レイビック伯を中心とした集まりは、互いに結束し、演習を行ったようなものだった。
砦を撤退する前に、僧服を着た人物が二人、馬車で駆け付けてきた。
「ロドリック! フリースラント!」
それはベルブルグの副院長と、彼が連れてきたカプトルの大修道院の副院長だった。
「おそろしいことになったものだ。万一を考えて、我々もお力添えをさせていただく」
「坊さんがか? 鐘でも叩くのか?」
ベルブルグの副院長が、無礼な軽口をたたくゼンダの領主をにらみつけた。
「前身が騎士の修道士も多いのじゃ。だが、戦闘に参加させるのは本意ではない。我々が担当するのは、輸送と補給じゃ」
カプトルの副修道院長は、背が低く、小太りで、戦闘には全く不向きそうだったが、説明は極めて明快だった。

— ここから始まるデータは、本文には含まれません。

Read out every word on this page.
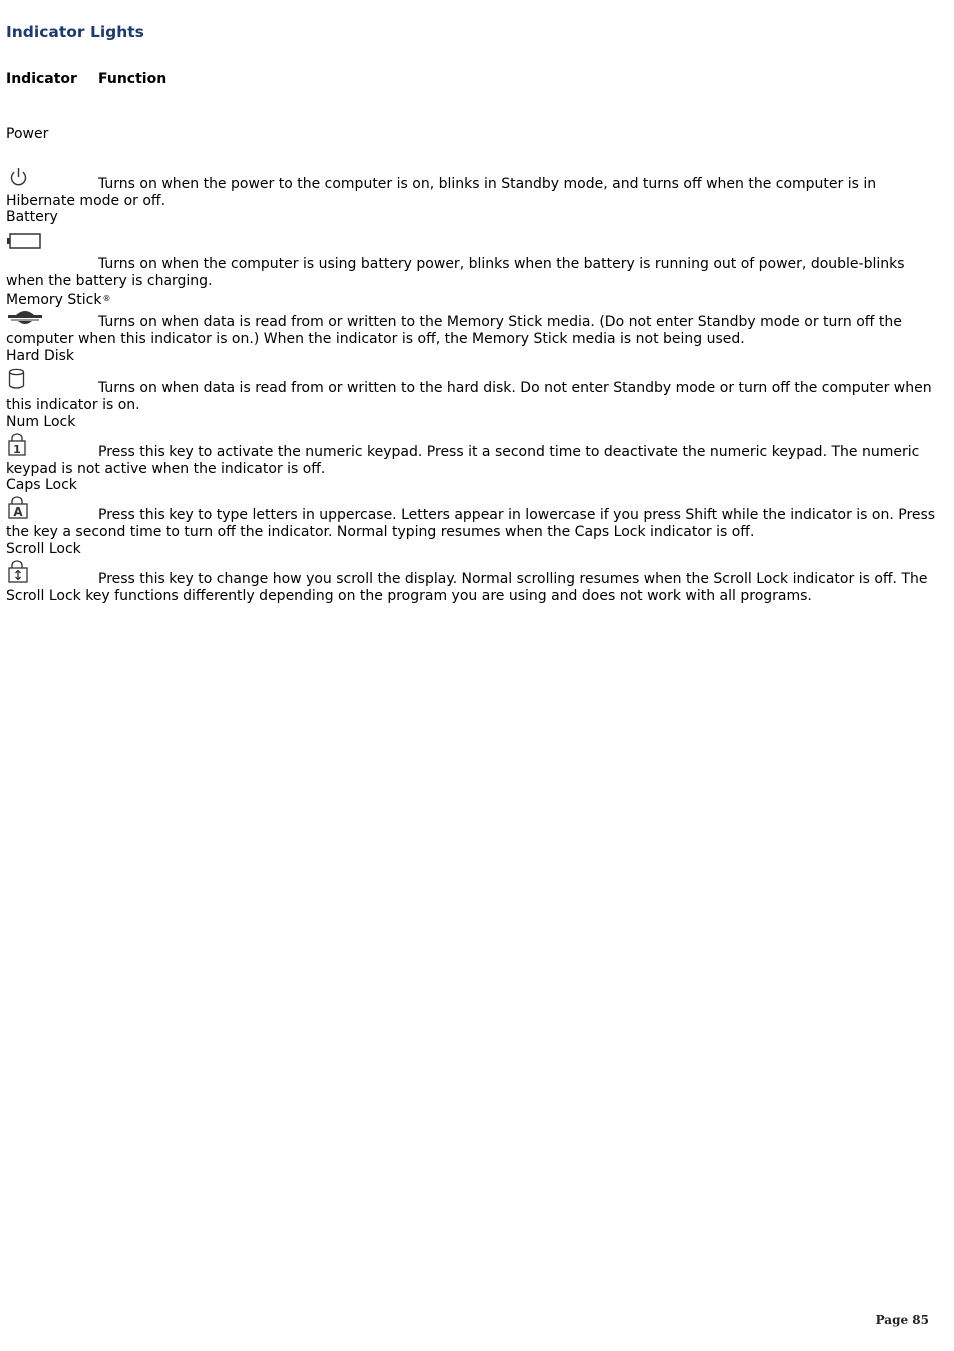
Indicator Lights
Indicator Function
Power
Turns on when the power to the computer is on, blinks in Standby mode, and turns off when the computer is in Hibernate mode or off.
Battery
Turns on when the computer is using battery power, blinks when the battery is running out of power, double-blinks when the battery is charging.
Memory Stick®
Turns on when data is read from or written to the Memory Stick media. (Do not enter Standby mode or turn off the computer when this indicator is on.) When the indicator is off, the Memory Stick media is not being used.
Hard Disk
Turns on when data is read from or written to the hard disk. Do not enter Standby mode or turn off the computer when this indicator is on.
Num Lock
1	Press this key to activate the numeric keypad. Press it a second time to deactivate the numeric keypad. The numeric keypad is not active when the indicator is off.
Caps Lock
A	Press this key to type letters in uppercase. Letters appear in lowercase if you press Shift while the indicator is on. Press the key a second time to turn off the indicator. Normal typing resumes when the Caps Lock indicator is off.
Scroll Lock
Press this key to change how you scroll the display. Normal scrolling resumes when the Scroll Lock indicator is off. The Scroll Lock key functions differently depending on the program you are using and does not work with all programs.
Page 85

「つまり、津々浦々に修道院はある。ロンゴバルトの宗教は我々とは相いれない。とにかく、連中は、我々の顔さえ見ると、粛清にかかるのでな。とてもつきあえん」
「だから、輸送と補給については、繋がりの強い修道院を大いにあてにしてもらおうと」
「俺は教会と修道院は業突く張りの商売人だとばっかり思っていたよ」
ゼンダの領主がからかった。
「何を失礼な。業突く張りではない。立派に商売人として通用する、物わかりのいい修道院ばかりじゃ。でなくて、どうやって、あれだけの数の修道士を食わせて修行に専念させることができると言うのじゃ」
「なるほどね」
ゼンダの領主はからかうような態度だったが、その場にいた貴族たち全員が修道院とは多少なりとも付き合いがあった。

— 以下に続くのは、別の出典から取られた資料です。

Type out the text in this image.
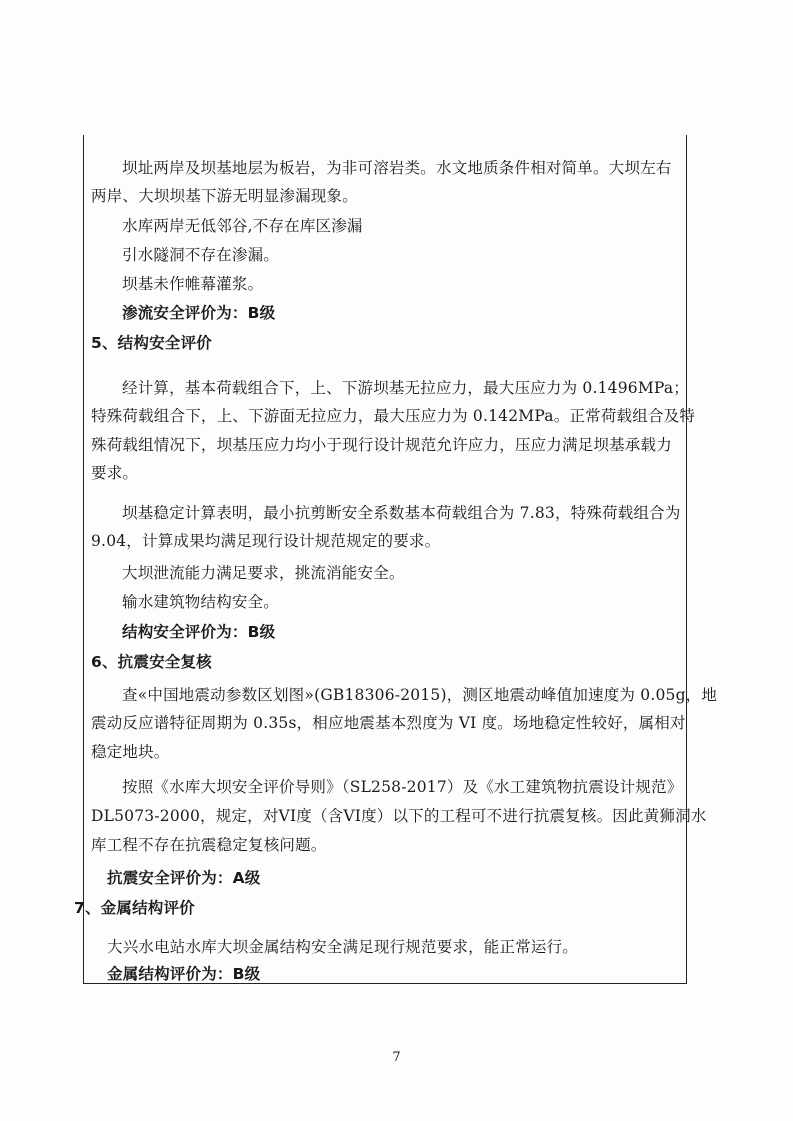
坝址两岸及坝基地层为板岩，为非可溶岩类。水文地质条件相对简单。大坝左右
两岸、大坝坝基下游无明显渗漏现象。
水库两岸无低邻谷,不存在库区渗漏
引水隧洞不存在渗漏。
坝基未作帷幕灌浆。
渗流安全评价为：B级
5、结构安全评价
经计算，基本荷载组合下，上、下游坝基无拉应力，最大压应力为 0.1496MPa；
特殊荷载组合下，上、下游面无拉应力，最大压应力为 0.142MPa。正常荷载组合及特
殊荷载组情况下，坝基压应力均小于现行设计规范允许应力，压应力满足坝基承载力
要求。
坝基稳定计算表明，最小抗剪断安全系数基本荷载组合为 7.83，特殊荷载组合为
9.04，计算成果均满足现行设计规范规定的要求。
大坝泄流能力满足要求，挑流消能安全。
输水建筑物结构安全。
结构安全评价为：B级
6、抗震安全复核
查«中国地震动参数区划图»(GB18306-2015)，测区地震动峰值加速度为 0.05g，地
震动反应谱特征周期为 0.35s，相应地震基本烈度为 VI 度。场地稳定性较好，属相对
稳定地块。
按照《水库大坝安全评价导则》（SL258-2017）及《水工建筑物抗震设计规范》
DL5073-2000，规定，对VI度（含VI度）以下的工程可不进行抗震复核。因此黄狮洞水
库工程不存在抗震稳定复核问题。
抗震安全评价为：A级
7、金属结构评价
大兴水电站水库大坝金属结构安全满足现行规范要求，能正常运行。
金属结构评价为：B级
7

当然である。領地で採れた穀物や畜産品などは商人に売られることもあったが、修道院に売られたり、修道院から物を買うことだってあった。
「私の城の近くの修道院は、しょっちゅう寄付のお願いに来るのだが」
ラトマン殿がからかうような口調で口をはさんだが、ロドリックが言った。
「いずれも大修道院だ。ぜひ、お力をお借りしよう。我々は貴族全体ではない。手の届かない地方も多い。そして、南の地方は、今もまだ、ロンゴバルトの脅威にさらされている」
彼らは一旦、布陣を解き、それぞれの領地に戻ることになった。
「そんなに長くこの状態は保たないと思っている」
彼は言った。
砦から最後に出るのはレイビック伯爵と決まった。最大人数だったからだ。ゼンダの領主は、レイビック伯爵の城に招待された。今後を一緒に検討したいとレイビック伯が希望したからだ。
砦を発ち、レイビックを目指す日の前の晩、テンセスト女伯は、フリースラントとロドリックを集めた。それまで、どうしても三人きりになることができなかったからだ。